CVE-2024-8503 & CVE-2024-8504 - VICIdial

In a concerning development for call centers using VICIdial, a popular open-source contact center solution, two high-severity security vulnerabilities have been discovered that could lead to severe data breaches and full system compromise. With over 14,000 registered installations globally, many businesses relying on VICIdial’s platform may be at risk unless they update their systems promptly.

Overview of Vulnerabilities

The vulnerabilities, identified as CVE-2024-8503 and CVE-2024-8504, were uncovered by security researcher Jaggar Henry from KoreLogic, Inc. and pose a serious threat to the integrity and security of VICIdial deployments.

CVE-2024-8503 (CVSS 9.8): The first and most alarming flaw is a time-based SQL injection vulnerability that can be exploited without any prior authentication.
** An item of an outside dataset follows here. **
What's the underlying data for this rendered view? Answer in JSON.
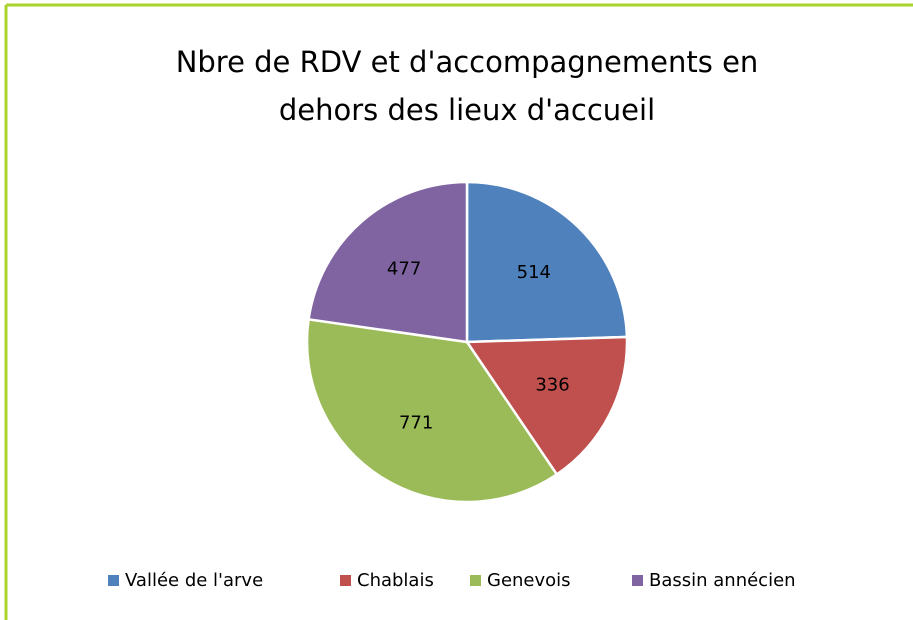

By crafting malicious queries, attackers can sift through VICIdial’s database, potentially extracting sensitive data such as user credentials, customer records, and even call recordings.
CVE-2024-8504 (CVSS 8.8): To compound the threat, a second vulnerability grants authenticated users with “agent” level access the power to execute arbitrary shell commands with the highest system privileges. This opens the door to complete system takeover, enabling attackers to install backdoors, exfiltrate data, or even render the system inoperable.

Proof-of-Concept Exploit and Public Disclosure

The true danger lies in the synergy between these vulnerabilities. An attacker can initiate their assault by exploiting CVE-2024-8503 to pilfer legitimate user credentials. Armed with these, they can then leverage CVE-2024-8504 to gain unrestricted access to the underlying operating system.

The situation becomes even more dire with the emergence of ready-to-use exploit code. Security researcher Chocapikk, capitalizing on the meticulous technical analysis provided by the vulnerability discoverer, Jaggar Henry, has crafted a Python-based tool that automates the entire attack chain. This freely available code on Github significantly reduces the technical expertise required to launch a successful attack, making the threat imminent and far-reaching.

The Urgent Call to Action

VICIdial users are strongly advised to upgrade their systems to the latest version immediately. The fixes for these critical vulnerabilities were incorporated into the public svn/trunk codebase as of revision 3848, committed on July 8, 2024. Delaying this update could have disastrous consequences.